Set at the foot of the Alborz mountains, Tehran, once an agricultural enclave characterized by forests and abundant mountain water, developed at the site of a citadel since medieval times. Tehran was first walled during the Safavid era, in the mid-sixteenth century. With the decline of other regional centers, Tehran replaced Shiraz as the capital of the Zand dynasty in the mid-eighteenth century, before being proclaimed the capital of the succeeding Qajar dynasty in 1795. Tehran flourished under Qajar patronage, and the city gained the addition of various gardens and complexes, perhaps the most notable being the Kakh-i Gulistan, or Gulistan Palace.
By the early twentieth century, these walls were subsumed by the continually expanding city, as the population growth reached half a million. From 1870-2/1287-9 AH, Nasir al-Din undertook the city's modernization, extending the city walls, adding decorative towers and twelve new, tiled gates.

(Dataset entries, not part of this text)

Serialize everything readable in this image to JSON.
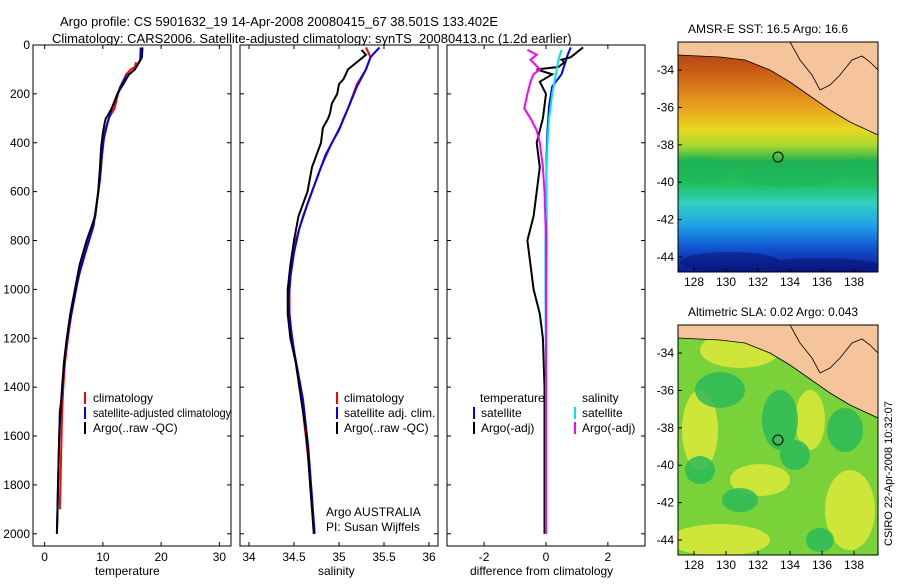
{
  "title_line1": "Argo profile: CS 5901632_19 14-Apr-2008 20080415_67 38.501S 133.402E",
  "title_line2": "Climatology: CARS2006. Satellite-adjusted climatology: synTS_20080413.nc (1.2d earlier)",
  "side_label": "CSIRO 22-Apr-2008 10:32:07",
  "colors": {
    "clim": "#ff0000",
    "sat": "#0000ff",
    "argo": "#000000",
    "sat_diff": "#00e5ee",
    "argo_adj": "#ff00ff"
  },
  "chart_data": [
    {
      "type": "line",
      "xlabel": "temperature",
      "ylim": [
        2050,
        0
      ],
      "xlim": [
        -2,
        32
      ],
      "xticks": [
        "0",
        "10",
        "20",
        "30"
      ],
      "yticks": [
        "0",
        "200",
        "400",
        "600",
        "800",
        "1000",
        "1200",
        "1400",
        "1600",
        "1800",
        "2000"
      ],
      "legend": [
        "climatology",
        "satellite-adjusted climatology",
        "Argo(..raw -QC)"
      ],
      "series": [
        {
          "name": "climatology",
          "color": "red",
          "points": [
            [
              15.7,
              70
            ],
            [
              15.5,
              90
            ],
            [
              14.8,
              100
            ],
            [
              14.0,
              120
            ],
            [
              13.2,
              160
            ],
            [
              12.6,
              200
            ],
            [
              12.0,
              260
            ],
            [
              11.0,
              300
            ],
            [
              10.4,
              350
            ],
            [
              10.0,
              400
            ],
            [
              9.7,
              500
            ],
            [
              9.2,
              600
            ],
            [
              8.6,
              700
            ],
            [
              7.5,
              800
            ],
            [
              6.3,
              900
            ],
            [
              5.4,
              1000
            ],
            [
              4.6,
              1100
            ],
            [
              4.0,
              1200
            ],
            [
              3.5,
              1300
            ],
            [
              3.2,
              1400
            ],
            [
              3.0,
              1500
            ],
            [
              2.9,
              1600
            ],
            [
              2.8,
              1700
            ],
            [
              2.7,
              1800
            ],
            [
              2.6,
              1900
            ]
          ]
        },
        {
          "name": "satellite-adjusted climatology",
          "color": "blue",
          "points": [
            [
              16.5,
              10
            ],
            [
              16.4,
              60
            ],
            [
              15.5,
              100
            ],
            [
              14.0,
              130
            ],
            [
              13.0,
              170
            ],
            [
              12.2,
              220
            ],
            [
              11.4,
              270
            ],
            [
              10.8,
              320
            ],
            [
              10.2,
              380
            ],
            [
              9.8,
              460
            ],
            [
              9.5,
              550
            ],
            [
              9.0,
              640
            ],
            [
              8.4,
              740
            ],
            [
              7.0,
              850
            ],
            [
              5.8,
              950
            ],
            [
              5.0,
              1050
            ],
            [
              4.2,
              1150
            ],
            [
              3.6,
              1250
            ],
            [
              3.2,
              1350
            ],
            [
              2.9,
              1450
            ],
            [
              2.6,
              1500
            ],
            [
              2.5,
              1600
            ],
            [
              2.4,
              1700
            ],
            [
              2.3,
              1800
            ],
            [
              2.2,
              1900
            ],
            [
              2.1,
              2000
            ]
          ]
        },
        {
          "name": "Argo(..raw -QC)",
          "color": "black",
          "points": [
            [
              16.8,
              10
            ],
            [
              16.7,
              50
            ],
            [
              16.5,
              60
            ],
            [
              16.0,
              80
            ],
            [
              15.5,
              100
            ],
            [
              14.5,
              120
            ],
            [
              13.5,
              160
            ],
            [
              12.5,
              200
            ],
            [
              11.5,
              260
            ],
            [
              10.8,
              290
            ],
            [
              10.5,
              300
            ],
            [
              10.3,
              320
            ],
            [
              10.0,
              360
            ],
            [
              9.7,
              420
            ],
            [
              9.5,
              500
            ],
            [
              9.2,
              600
            ],
            [
              8.7,
              700
            ],
            [
              7.2,
              800
            ],
            [
              6.0,
              900
            ],
            [
              5.2,
              1000
            ],
            [
              4.4,
              1100
            ],
            [
              3.8,
              1200
            ],
            [
              3.3,
              1300
            ],
            [
              3.0,
              1400
            ],
            [
              2.7,
              1500
            ],
            [
              2.5,
              1600
            ],
            [
              2.4,
              1700
            ],
            [
              2.3,
              1800
            ],
            [
              2.2,
              1900
            ],
            [
              2.1,
              2000
            ]
          ]
        }
      ]
    },
    {
      "type": "line",
      "xlabel": "salinity",
      "ylim": [
        2050,
        0
      ],
      "xlim": [
        33.9,
        36.1
      ],
      "xticks": [
        "34",
        "34.5",
        "35",
        "35.5",
        "36"
      ],
      "legend": [
        "climatology",
        "satellite adj. clim.",
        "Argo(..raw -QC)"
      ],
      "annotations": [
        "Argo AUSTRALIA",
        "PI: Susan Wijffels"
      ],
      "series": [
        {
          "name": "climatology",
          "color": "red",
          "points": [
            [
              35.3,
              10
            ],
            [
              35.35,
              50
            ],
            [
              35.3,
              100
            ],
            [
              35.2,
              160
            ],
            [
              35.1,
              260
            ],
            [
              35.05,
              300
            ],
            [
              35.0,
              350
            ],
            [
              34.92,
              400
            ],
            [
              34.8,
              500
            ],
            [
              34.7,
              600
            ],
            [
              34.6,
              700
            ],
            [
              34.52,
              800
            ],
            [
              34.47,
              900
            ],
            [
              34.45,
              1000
            ],
            [
              34.45,
              1100
            ],
            [
              34.48,
              1200
            ],
            [
              34.52,
              1300
            ],
            [
              34.56,
              1400
            ],
            [
              34.6,
              1500
            ],
            [
              34.63,
              1600
            ],
            [
              34.66,
              1700
            ],
            [
              34.68,
              1800
            ],
            [
              34.7,
              1900
            ]
          ]
        },
        {
          "name": "satellite adj. clim.",
          "color": "blue",
          "points": [
            [
              35.45,
              10
            ],
            [
              35.35,
              50
            ],
            [
              35.3,
              100
            ],
            [
              35.2,
              170
            ],
            [
              35.1,
              260
            ],
            [
              35.02,
              330
            ],
            [
              34.95,
              380
            ],
            [
              34.85,
              450
            ],
            [
              34.75,
              550
            ],
            [
              34.65,
              650
            ],
            [
              34.56,
              750
            ],
            [
              34.5,
              850
            ],
            [
              34.46,
              950
            ],
            [
              34.44,
              1050
            ],
            [
              34.46,
              1150
            ],
            [
              34.5,
              1250
            ],
            [
              34.55,
              1350
            ],
            [
              34.6,
              1450
            ],
            [
              34.63,
              1550
            ],
            [
              34.66,
              1650
            ],
            [
              34.68,
              1750
            ],
            [
              34.7,
              1850
            ],
            [
              34.72,
              1950
            ],
            [
              34.73,
              2000
            ]
          ]
        },
        {
          "name": "Argo(..raw -QC)",
          "color": "black",
          "points": [
            [
              35.25,
              20
            ],
            [
              35.3,
              40
            ],
            [
              35.2,
              70
            ],
            [
              35.1,
              100
            ],
            [
              35.05,
              140
            ],
            [
              35.0,
              160
            ],
            [
              34.98,
              200
            ],
            [
              34.92,
              240
            ],
            [
              34.9,
              280
            ],
            [
              34.88,
              300
            ],
            [
              34.82,
              340
            ],
            [
              34.8,
              400
            ],
            [
              34.7,
              500
            ],
            [
              34.65,
              600
            ],
            [
              34.55,
              700
            ],
            [
              34.5,
              800
            ],
            [
              34.46,
              900
            ],
            [
              34.43,
              1000
            ],
            [
              34.43,
              1100
            ],
            [
              34.46,
              1200
            ],
            [
              34.52,
              1300
            ],
            [
              34.56,
              1400
            ],
            [
              34.6,
              1500
            ],
            [
              34.64,
              1600
            ],
            [
              34.66,
              1700
            ],
            [
              34.68,
              1800
            ],
            [
              34.7,
              1900
            ],
            [
              34.72,
              2000
            ]
          ]
        }
      ]
    },
    {
      "type": "line",
      "xlabel": "difference from climatology",
      "ylim": [
        2050,
        0
      ],
      "xlim": [
        -3.2,
        3.2
      ],
      "xticks": [
        "-2",
        "0",
        "2"
      ],
      "legend_left": [
        "temperature",
        "satellite",
        "Argo(-adj)"
      ],
      "legend_right": [
        "salinity",
        "satellite",
        "Argo(-adj)"
      ],
      "series": [
        {
          "name": "temp satellite",
          "color": "blue",
          "points": [
            [
              0.8,
              10
            ],
            [
              0.7,
              40
            ],
            [
              0.6,
              80
            ],
            [
              0.5,
              120
            ],
            [
              0.2,
              170
            ],
            [
              0.1,
              250
            ],
            [
              0.05,
              350
            ],
            [
              0.02,
              450
            ],
            [
              0.01,
              600
            ],
            [
              0.01,
              800
            ],
            [
              0.0,
              1200
            ],
            [
              0.0,
              2000
            ]
          ]
        },
        {
          "name": "temp Argo(-adj)",
          "color": "black",
          "points": [
            [
              1.2,
              10
            ],
            [
              1.0,
              30
            ],
            [
              0.8,
              50
            ],
            [
              0.5,
              60
            ],
            [
              0.6,
              70
            ],
            [
              0.4,
              90
            ],
            [
              -0.3,
              100
            ],
            [
              0.2,
              120
            ],
            [
              -0.2,
              150
            ],
            [
              0.0,
              200
            ],
            [
              -0.1,
              300
            ],
            [
              -0.2,
              350
            ],
            [
              -0.3,
              400
            ],
            [
              -0.2,
              500
            ],
            [
              -0.3,
              600
            ],
            [
              -0.4,
              700
            ],
            [
              -0.6,
              800
            ],
            [
              -0.5,
              900
            ],
            [
              -0.4,
              1000
            ],
            [
              -0.2,
              1100
            ],
            [
              -0.1,
              1200
            ],
            [
              -0.05,
              1400
            ],
            [
              -0.05,
              1600
            ],
            [
              -0.05,
              1800
            ],
            [
              -0.05,
              2000
            ]
          ]
        },
        {
          "name": "sal satellite",
          "color": "cyan",
          "points": [
            [
              0.5,
              20
            ],
            [
              0.4,
              60
            ],
            [
              0.35,
              100
            ],
            [
              0.2,
              200
            ],
            [
              0.1,
              300
            ],
            [
              0.05,
              400
            ],
            [
              0.02,
              500
            ],
            [
              0.0,
              700
            ],
            [
              -0.02,
              800
            ],
            [
              -0.02,
              1000
            ],
            [
              -0.01,
              1200
            ],
            [
              0.0,
              1400
            ],
            [
              0.0,
              2000
            ]
          ]
        },
        {
          "name": "sal Argo(-adj)",
          "color": "magenta",
          "points": [
            [
              -0.6,
              20
            ],
            [
              -0.3,
              40
            ],
            [
              -0.5,
              60
            ],
            [
              -0.2,
              100
            ],
            [
              -0.4,
              120
            ],
            [
              -0.5,
              150
            ],
            [
              -0.6,
              200
            ],
            [
              -0.7,
              260
            ],
            [
              -0.5,
              300
            ],
            [
              -0.3,
              350
            ],
            [
              -0.2,
              400
            ],
            [
              -0.1,
              500
            ],
            [
              -0.05,
              600
            ],
            [
              0.0,
              800
            ],
            [
              0.0,
              1000
            ],
            [
              0.0,
              2000
            ]
          ]
        }
      ]
    },
    {
      "type": "heatmap",
      "title": "AMSR-E SST: 16.5 Argo: 16.6",
      "xticks": [
        "128",
        "130",
        "132",
        "134",
        "136",
        "138"
      ],
      "yticks": [
        "-34",
        "-36",
        "-38",
        "-40",
        "-42",
        "-44"
      ],
      "xlim": [
        127,
        139.5
      ],
      "ylim": [
        -44.8,
        -32.5
      ],
      "marker": [
        133.4,
        -38.5
      ]
    },
    {
      "type": "heatmap",
      "title": "Altimetric SLA: 0.02 Argo: 0.043",
      "xticks": [
        "128",
        "130",
        "132",
        "134",
        "136",
        "138"
      ],
      "yticks": [
        "-34",
        "-36",
        "-38",
        "-40",
        "-42",
        "-44"
      ],
      "xlim": [
        127,
        139.5
      ],
      "ylim": [
        -44.8,
        -32.5
      ],
      "marker": [
        133.4,
        -38.5
      ]
    }
  ]
}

Inspired by the urban development of Paris under Napoleon III, which al-Din had witnessed personally on a visit abroad in 1873, the new walls were designed with the work of Sebastien Leprestre de Vauban in mind, and the area north of the original city transformed to the likeness of the Boulevard Haussman. New avenues and squares were constructed, among them; Meydan-e Tupkhane (Cannon Square) , Avenue Lalezar (Tulipbed Street), and Ala Od Dwale Under al-Din's direction the city quadrupled in size, and many of the gardens surrounding the city were used for further construction. The Kakh-i Gulistan was rebuilt, and became the centerpiece of the city, with the addition of turreted towers, supervised by Dust 'Ali Khan Nizam al Dawla. Polychrome tiles replaced the painted ornamentation in much of the complex, as did carved stucco and decorative mirror-work. In addition to the Kakh-i Gulistan, summer palaces were constructed in the Shimiranat villages in the city's northern suburbs.
Tehran yet again underwent expansion and modernization efforts in the mid-twentieth century, as the prosperity that accompanied the exploitation of oil from the 1950s accelerated the growth of the city. In 1979, Tehran became a hub for revolutionary activities, aimed at concluding the reign of Shah Mohammad Reza Pahlavi. The city has continued to be a site of development, with over half of Iran's total industry being based in Tehran, and the construction of many research and educational centers.
Vaziri Zadeh, Alireza. “English abstract of 'The Physical Structure of the City of Tehran'". Translated by the MCA Editorial Team. In Cities as Built and Lived Environments: Scholarship from Muslim Contexts, 1875 to 2011, by Aptin Khanbaghi, 151. Edinburgh: Edinburgh University Press, 2014.
.حمیدی، ملیحه. استخوانبندی شهر تهران. تهران: سازمان مهندسی و عمران شهر تهران، ١۳٧۶،۳ جلد، ٩۵١ص
Ustikhanbandi-yi Shahr-i Tihran (The Physical Structure of the City of Tehran) was published following a research project supported by Tehran’s municipality. The main objective of the research was to reorganise the city of Tehran in order to have control over its future developments. The historical centre of the city was the object of the most scrutiny as the research was based on the hypothesis that every action-plan for organising the complex structures of the city should be initiated from its centre.
According to the author, the research initially lacked theoretical support. The author provides an overview of urbanism by citing the theories of a number of scholars on the issue since the sixties, with the purpose of showing that there are various approaches to the study of urban structure.
The book features research focused exclusively on the case study of Tehran and provides comprehensive data on the expansion of the city from the Safavid period onwards. The results showed that Tehran’s physical structure was finalised by the 60s and the later developments led to the creation of independent sub-structures.
In sum, the book depicts the past and the present of the city’s structure, and sets a vision for its future. It refers to methods and general concepts of regeneration and organisation of the structure of the city, and presents them in three scales; metropolitan, district and neighbourhood.
The book distinguishes itself from other studies on the subject through its methodology. It investigates the physical structure of a city by measuring its functionality, form, landmarks and transportation network. The work also provides a large number of informative maps, along with some illustrations from late twentieth- century Tehran. Finally, the book contains details on other historical cities of Iran.